Testa ku tertusuk bronjong sekitar empat mili kedalaman-nya. Pria itu mengambil selembar daun
sembari merobek nya agar dapat di masukan di dalam lubang luka bronjong di testa ku.

Rasanya perih, saat di masukan. Bagian ujung Ude itu kentara, pria itu berkata,”ko punya luka,
nanti sembuh dari bawah. Daun Ude akan keluar sendiri. Aku hanya mengangukan kepalaku,
tanda mengiyakan.” Om saya pulang dulu ke rumah,” tapi ingat jangan dulu mandi, nanti
tunggu sampai luka betul-betul kering baru mandi,” ok siap om.

Tidak sampai satu minggu luka di testa ku sudah kering, bahkan Ude itu pun keluar dari lubang
luka dengan sendirinya.

*****

Dari cerita ini, saya ingin mengulas sedikit.

Ketika kita sakit, atau luka pada bagian tubuh, terkadang kita terbiasa dengan meminum obat,
yang terlalu banyak mengandung bahan kimia.

Kita tidak menyadari bahwa kita menpunyai bayak sekali obat tradisional, yang kita bisa peroleh
dari alam, untuk menyembuhkan banyak penyakit, salah satu contoh Ude, dapat menyembuhkan
luka.

Dengan berjalannya waktu, paham-paham religius berkata, apa bila kita menyembuhkan luka
atau sakit menggunakan daun, kayu, sudah menduakan Tuhan.

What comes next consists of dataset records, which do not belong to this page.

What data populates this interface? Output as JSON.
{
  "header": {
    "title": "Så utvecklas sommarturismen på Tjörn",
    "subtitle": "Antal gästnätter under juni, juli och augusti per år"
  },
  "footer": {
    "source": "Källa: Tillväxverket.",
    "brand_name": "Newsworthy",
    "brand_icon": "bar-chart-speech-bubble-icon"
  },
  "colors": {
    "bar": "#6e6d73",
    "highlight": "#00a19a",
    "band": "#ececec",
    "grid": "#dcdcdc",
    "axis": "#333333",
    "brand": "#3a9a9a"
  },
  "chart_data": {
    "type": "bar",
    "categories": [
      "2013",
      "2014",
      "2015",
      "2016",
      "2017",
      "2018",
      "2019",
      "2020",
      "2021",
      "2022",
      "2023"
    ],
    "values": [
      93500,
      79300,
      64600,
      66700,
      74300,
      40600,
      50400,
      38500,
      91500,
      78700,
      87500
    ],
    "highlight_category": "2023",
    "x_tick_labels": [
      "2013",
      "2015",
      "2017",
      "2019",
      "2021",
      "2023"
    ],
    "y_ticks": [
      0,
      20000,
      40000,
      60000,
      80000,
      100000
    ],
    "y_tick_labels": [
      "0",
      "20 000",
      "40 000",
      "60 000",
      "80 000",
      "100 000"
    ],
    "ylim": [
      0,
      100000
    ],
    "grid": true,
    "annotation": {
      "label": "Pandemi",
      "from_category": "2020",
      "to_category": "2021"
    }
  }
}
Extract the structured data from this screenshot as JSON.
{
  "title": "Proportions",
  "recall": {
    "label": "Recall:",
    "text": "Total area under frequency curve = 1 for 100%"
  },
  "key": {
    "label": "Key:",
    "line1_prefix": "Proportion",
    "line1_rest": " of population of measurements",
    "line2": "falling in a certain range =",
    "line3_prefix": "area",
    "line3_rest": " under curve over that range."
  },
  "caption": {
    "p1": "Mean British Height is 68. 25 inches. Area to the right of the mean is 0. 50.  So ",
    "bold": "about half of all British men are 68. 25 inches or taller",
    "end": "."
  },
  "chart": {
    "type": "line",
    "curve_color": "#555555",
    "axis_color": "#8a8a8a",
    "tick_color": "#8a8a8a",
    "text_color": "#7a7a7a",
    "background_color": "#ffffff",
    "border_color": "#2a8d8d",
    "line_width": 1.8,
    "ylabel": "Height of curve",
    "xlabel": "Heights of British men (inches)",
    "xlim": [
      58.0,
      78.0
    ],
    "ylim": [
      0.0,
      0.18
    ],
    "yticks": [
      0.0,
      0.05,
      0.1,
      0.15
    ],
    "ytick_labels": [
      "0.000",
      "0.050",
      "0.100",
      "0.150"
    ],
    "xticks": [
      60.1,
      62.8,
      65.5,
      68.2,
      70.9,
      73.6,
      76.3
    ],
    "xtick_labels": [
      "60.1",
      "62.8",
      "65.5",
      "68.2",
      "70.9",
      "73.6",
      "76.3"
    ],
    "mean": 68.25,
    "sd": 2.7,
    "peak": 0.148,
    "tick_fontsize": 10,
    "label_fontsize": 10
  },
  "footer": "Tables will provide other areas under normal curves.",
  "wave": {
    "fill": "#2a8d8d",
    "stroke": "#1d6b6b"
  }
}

Daun kayu juga, ciptaan Tuhan, mengapa kita harus takut untuk memakainya. Bahkan obat
sendiri awal mulanya, dari kayu dan daun. Obat sendiri bahan mentah nya di ambil dari alam,
lalu di produksi sehingga menjadi sebuah obat.

Tidak ada salahnya, apa bila daun dan kayu di gunakan untuk media penyembuh asalkan, daun
dan kayu, tidak di gunakan untuk mencelakakan orang lain.

Apa bila ada yang memakai daun dan kayu untuk, berbuat jahat, itu yang salah.